The study adds to a growing body of research questioning the fairness and effectiveness of zero-tolerance polices, which often mandate suspensions for specified offenses.
"As the number of suspensions for kids of all races and all grades has risen dramatically, the gap between suspension rates for blacks and whites has more than tripled – from about 3 percentage points in the 1970s to over 10 percentage points today,” Losen said. “The incredibly high frequency of suspension use in urban middle schools, and the large numbers of youth of color who miss school as a result, is rarely discussed in debates about what we must do to improve our schools."
The researchers focused on middle schools because studies suggest that suspensions in those grades may have significant, long-term repercussions for students and because few previous studies have separated middle school data from that for all grades, masking the extraordinarily high frequency of suspension in middle schools.
Using 2006 data from the U.S. Department of Education’s (DOE) Office for Civil Rights – the most recent data available – the study examined suspensions in approximately 9,220 middle schools in every state in the country. This data was used to calculate the percentage of a given racial or ethnic group suspended at least once during a school year.
Most of the 18 urban districts studied had several schools that suspended more than 50 percent of a given racial/gender group. In the Palm Beach County, Fla., school district, for example, the suspension rate for black males was 53 percent. The Milwaukee, Wis., school district had a suspension rate of 52 percent for black females.
"The study shows very high rates of discipline for black students in some of our large urban districts," Skiba said. "The important policy question this raises is whether we as a society are comfortable with putting this many students out of school, especially since we know about the negative effects of being out of school."
An earlier study of all out-of-school suspensions in one state found only 5 percent were issued for disciplinary incidents typically considered serious or dangerous, such as possession of weapons or drugs. The remaining 95 percent were either categorized as “disruptive behavior" or "other."
The study released today also notes there is, in general, no evidence that racial disparities in school discipline are the result of higher rates of disruption among black students.

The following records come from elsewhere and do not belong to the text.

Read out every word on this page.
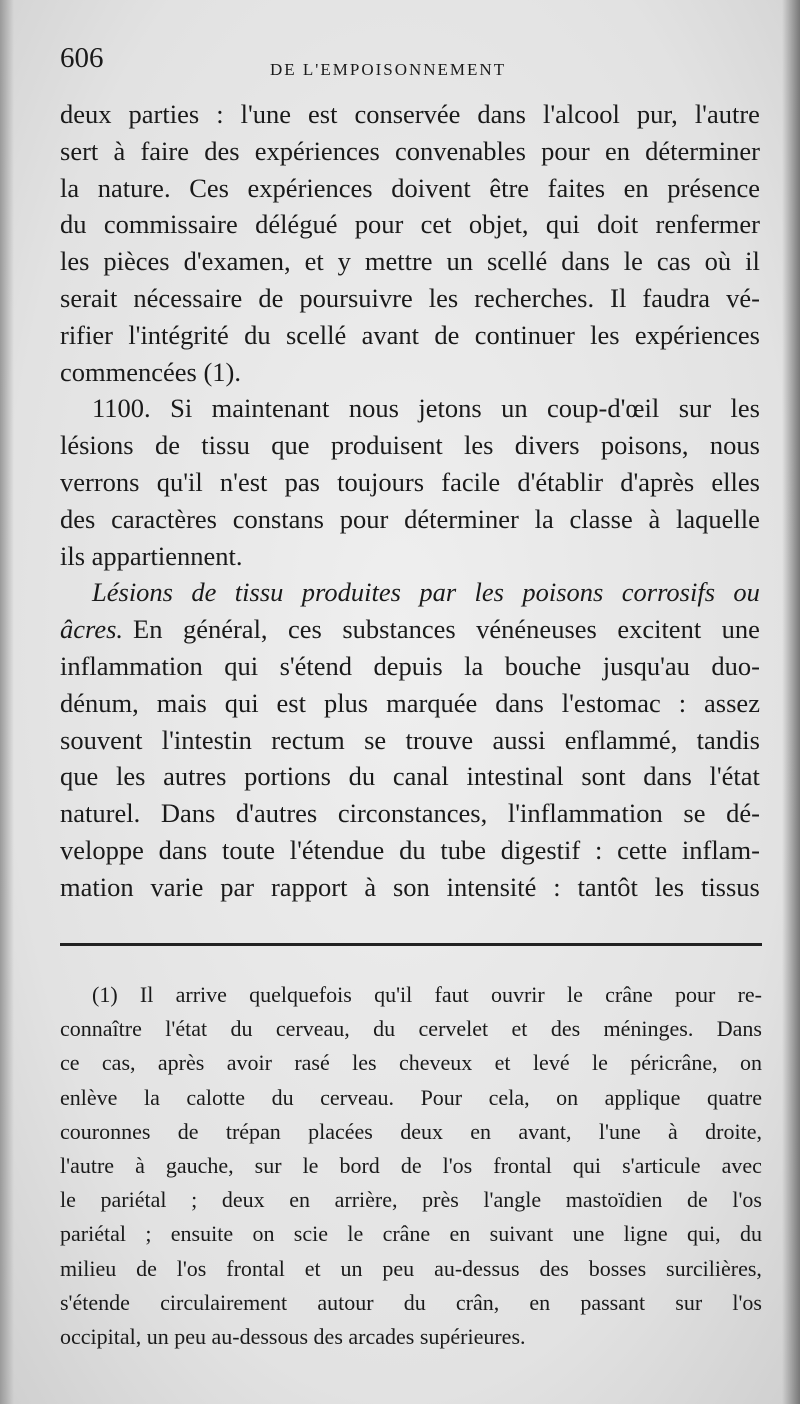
606	DE L'EMPOISONNEMENT
deux parties : l'une est conservée dans l'alcool pur, l'autre
sert à faire des expériences convenables pour en déterminer
la nature. Ces expériences doivent être faites en présence
du commissaire délégué pour cet objet, qui doit renfermer
les pièces d'examen, et y mettre un scellé dans le cas où il
serait nécessaire de poursuivre les recherches. Il faudra vé-
rifier l'intégrité du scellé avant de continuer les expériences
commencées (1).
1100. Si maintenant nous jetons un coup-d'œil sur les
lésions de tissu que produisent les divers poisons, nous
verrons qu'il n'est pas toujours facile d'établir d'après elles
des caractères constans pour déterminer la classe à laquelle
ils appartiennent.
Lésions de tissu produites par les poisons corrosifs ou
âcres. En général, ces substances vénéneuses excitent une
inflammation qui s'étend depuis la bouche jusqu'au duo-
dénum, mais qui est plus marquée dans l'estomac : assez
souvent l'intestin rectum se trouve aussi enflammé, tandis
que les autres portions du canal intestinal sont dans l'état
naturel. Dans d'autres circonstances, l'inflammation se dé-
veloppe dans toute l'étendue du tube digestif : cette inflam-
mation varie par rapport à son intensité : tantôt les tissus
(1) Il arrive quelquefois qu'il faut ouvrir le crâne pour re-
connaître l'état du cerveau, du cervelet et des méninges. Dans
ce cas, après avoir rasé les cheveux et levé le péricrâne, on
enlève la calotte du cerveau. Pour cela, on applique quatre
couronnes de trépan placées deux en avant, l'une à droite,
l'autre à gauche, sur le bord de l'os frontal qui s'articule avec
le pariétal ; deux en arrière, près l'angle mastoïdien de l'os
pariétal ; ensuite on scie le crâne en suivant une ligne qui, du
milieu de l'os frontal et un peu au-dessus des bosses surcilières,
s'étende circulairement autour du crân, en passant sur l'os
occipital, un peu au-dessous des arcades supérieures.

The study recommends that policymakers pay much closer attention to school suspensions at the school and district level and use this information as part of school and district evaluations. Further, the U.S. Department of Education should identify and address unlawful discrimination, and federal law should require an increase in the collection and reporting of school suspension and related discipline data, especially data that looks at both race and gender. This data could help identify schools with high suspension rates for review, as well as determine the need to provide technical assistance on effective alternatives to suspension for schools in crisis.